The home study is a crucial step in the process of becoming a foster parent or adopting a child. Every state and adoption agency has different laws and regulations over what is involved in the home study process. When we became foster parents through the state department of children’s services, our home study process involved our caseworker interviewing our references, interviewing my husband and myself, going over our health physicals, and doing a home inspection. These are reasons why the home study is not as scary as you might think.

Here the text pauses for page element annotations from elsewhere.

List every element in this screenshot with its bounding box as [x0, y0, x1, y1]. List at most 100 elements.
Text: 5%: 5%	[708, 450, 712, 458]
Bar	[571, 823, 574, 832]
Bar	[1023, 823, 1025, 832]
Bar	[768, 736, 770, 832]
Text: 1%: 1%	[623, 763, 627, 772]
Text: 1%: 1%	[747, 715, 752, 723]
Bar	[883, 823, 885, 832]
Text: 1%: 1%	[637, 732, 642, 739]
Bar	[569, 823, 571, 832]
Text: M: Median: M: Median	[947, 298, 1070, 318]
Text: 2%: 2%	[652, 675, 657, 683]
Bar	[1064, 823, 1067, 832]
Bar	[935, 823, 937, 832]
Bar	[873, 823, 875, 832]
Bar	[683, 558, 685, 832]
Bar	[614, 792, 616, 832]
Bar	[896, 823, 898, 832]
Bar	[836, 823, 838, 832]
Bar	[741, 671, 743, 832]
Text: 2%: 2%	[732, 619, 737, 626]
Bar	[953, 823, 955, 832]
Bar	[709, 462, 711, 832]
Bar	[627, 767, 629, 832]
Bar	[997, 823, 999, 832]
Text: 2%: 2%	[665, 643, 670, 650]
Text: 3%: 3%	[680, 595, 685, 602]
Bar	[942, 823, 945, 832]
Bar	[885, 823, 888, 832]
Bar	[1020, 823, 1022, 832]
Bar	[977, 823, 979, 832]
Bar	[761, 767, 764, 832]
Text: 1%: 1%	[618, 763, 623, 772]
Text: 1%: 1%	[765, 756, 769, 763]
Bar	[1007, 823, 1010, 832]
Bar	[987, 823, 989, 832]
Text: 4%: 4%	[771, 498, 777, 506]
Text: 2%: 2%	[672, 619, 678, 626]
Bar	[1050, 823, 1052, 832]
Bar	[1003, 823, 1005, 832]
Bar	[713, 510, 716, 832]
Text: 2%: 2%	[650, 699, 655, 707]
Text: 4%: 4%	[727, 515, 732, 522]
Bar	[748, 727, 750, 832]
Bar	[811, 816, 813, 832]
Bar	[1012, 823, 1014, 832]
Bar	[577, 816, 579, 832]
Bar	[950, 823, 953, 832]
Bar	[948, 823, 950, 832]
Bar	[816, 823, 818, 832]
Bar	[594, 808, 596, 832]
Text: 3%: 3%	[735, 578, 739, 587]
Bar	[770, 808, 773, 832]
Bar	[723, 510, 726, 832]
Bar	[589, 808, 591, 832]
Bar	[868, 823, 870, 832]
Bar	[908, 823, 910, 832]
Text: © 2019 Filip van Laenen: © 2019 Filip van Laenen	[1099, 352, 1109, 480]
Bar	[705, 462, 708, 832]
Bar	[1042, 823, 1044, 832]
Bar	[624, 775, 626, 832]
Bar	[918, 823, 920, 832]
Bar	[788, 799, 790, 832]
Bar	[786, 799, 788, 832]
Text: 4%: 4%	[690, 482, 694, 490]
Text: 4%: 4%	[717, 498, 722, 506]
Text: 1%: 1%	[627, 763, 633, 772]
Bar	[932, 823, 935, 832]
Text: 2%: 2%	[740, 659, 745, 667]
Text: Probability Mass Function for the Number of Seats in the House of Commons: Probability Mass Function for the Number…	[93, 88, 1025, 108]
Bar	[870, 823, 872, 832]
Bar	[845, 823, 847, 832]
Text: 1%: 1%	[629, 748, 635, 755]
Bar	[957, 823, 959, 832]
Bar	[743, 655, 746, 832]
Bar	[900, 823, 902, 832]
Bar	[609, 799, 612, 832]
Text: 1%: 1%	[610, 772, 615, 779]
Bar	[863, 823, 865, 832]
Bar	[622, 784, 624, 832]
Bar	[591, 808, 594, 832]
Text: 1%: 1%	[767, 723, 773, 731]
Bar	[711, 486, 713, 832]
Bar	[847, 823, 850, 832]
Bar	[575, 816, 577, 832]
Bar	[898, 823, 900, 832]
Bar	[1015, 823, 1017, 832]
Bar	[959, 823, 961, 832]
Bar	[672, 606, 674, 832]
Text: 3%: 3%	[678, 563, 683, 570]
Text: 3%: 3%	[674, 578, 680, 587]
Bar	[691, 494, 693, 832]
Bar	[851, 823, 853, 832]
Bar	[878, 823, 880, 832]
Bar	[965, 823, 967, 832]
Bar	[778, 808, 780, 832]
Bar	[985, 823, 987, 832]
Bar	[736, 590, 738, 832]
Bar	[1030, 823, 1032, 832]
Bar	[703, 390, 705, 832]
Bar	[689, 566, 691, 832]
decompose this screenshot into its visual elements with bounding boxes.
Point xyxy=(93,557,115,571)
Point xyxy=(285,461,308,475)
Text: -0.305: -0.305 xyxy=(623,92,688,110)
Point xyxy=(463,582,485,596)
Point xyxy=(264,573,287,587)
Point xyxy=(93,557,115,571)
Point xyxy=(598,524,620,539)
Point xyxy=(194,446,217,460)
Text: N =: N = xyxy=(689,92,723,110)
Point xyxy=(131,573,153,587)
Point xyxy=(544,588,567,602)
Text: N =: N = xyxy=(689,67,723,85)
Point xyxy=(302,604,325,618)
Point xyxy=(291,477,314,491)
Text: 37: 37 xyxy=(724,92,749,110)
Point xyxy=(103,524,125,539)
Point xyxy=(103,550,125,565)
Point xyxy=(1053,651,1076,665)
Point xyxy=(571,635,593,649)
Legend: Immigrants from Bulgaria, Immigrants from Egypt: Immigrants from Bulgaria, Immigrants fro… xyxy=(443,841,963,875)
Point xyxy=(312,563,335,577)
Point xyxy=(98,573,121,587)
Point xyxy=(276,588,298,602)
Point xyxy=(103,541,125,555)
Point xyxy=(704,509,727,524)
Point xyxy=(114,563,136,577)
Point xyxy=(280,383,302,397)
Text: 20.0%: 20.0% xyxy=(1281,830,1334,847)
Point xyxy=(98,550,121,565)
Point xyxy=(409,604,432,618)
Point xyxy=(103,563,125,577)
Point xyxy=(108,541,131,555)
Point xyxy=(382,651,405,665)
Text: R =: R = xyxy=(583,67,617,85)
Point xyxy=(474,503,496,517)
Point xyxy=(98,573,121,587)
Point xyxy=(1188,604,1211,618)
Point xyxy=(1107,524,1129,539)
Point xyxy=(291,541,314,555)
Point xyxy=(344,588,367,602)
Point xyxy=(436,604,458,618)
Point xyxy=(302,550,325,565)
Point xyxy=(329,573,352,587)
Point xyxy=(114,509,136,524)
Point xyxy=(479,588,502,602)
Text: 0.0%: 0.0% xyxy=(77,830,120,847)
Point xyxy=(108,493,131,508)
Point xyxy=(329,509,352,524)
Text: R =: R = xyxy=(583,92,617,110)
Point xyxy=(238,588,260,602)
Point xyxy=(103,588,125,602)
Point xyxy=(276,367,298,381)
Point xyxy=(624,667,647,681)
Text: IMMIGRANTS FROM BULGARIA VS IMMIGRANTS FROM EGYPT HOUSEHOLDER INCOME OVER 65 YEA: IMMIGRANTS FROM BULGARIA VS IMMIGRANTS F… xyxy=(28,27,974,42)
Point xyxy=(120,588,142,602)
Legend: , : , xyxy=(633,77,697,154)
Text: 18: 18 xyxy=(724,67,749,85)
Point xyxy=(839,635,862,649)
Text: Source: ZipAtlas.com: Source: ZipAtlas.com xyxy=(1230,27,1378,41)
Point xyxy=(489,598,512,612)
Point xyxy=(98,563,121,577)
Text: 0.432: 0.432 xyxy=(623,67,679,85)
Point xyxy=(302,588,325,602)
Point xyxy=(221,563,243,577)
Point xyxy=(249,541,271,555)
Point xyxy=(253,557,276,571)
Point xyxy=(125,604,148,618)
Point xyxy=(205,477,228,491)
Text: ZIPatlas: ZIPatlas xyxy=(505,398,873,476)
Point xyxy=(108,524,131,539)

- The purpose of the home study is to protect children, not to find dirt on you. Children in foster care have most likely experienced abuse, trauma, and neglect. Rules are in place to ensure these children are placed in safe, loving homes.
- Your caseworkers will ask you for a list of references to interview. This is one way your caseworker can get to know you and your past and determine what are your strengths and weaknesses in parenting. The purpose of identifying weaknesses is to put additional services in place to make sure that the fostering and adoption process has the highest rate of success possible.
- The home inspection can identify possible safety hazards in the home. Accidents are the number one cause of deaths in children, and the most common are accidental drownings. The caseworker will work with you in determining safety nets to put in place in the home, such as putting a fence around pools to keep children physically safe.
- Interviews with all of the adults in the home will ensure that there are no red flags. For example, a person who appears to have severe mental or physical disabilities that would limit him or her from being a present and able parent can be identified.
- All of the information gathered during the home study process is sealed in a file and is kept confidential. This information cannot be accessed by individuals other than the social workers and agency who will be approving your home. This is not public information. This information will not be given to your children or your children’s biological family.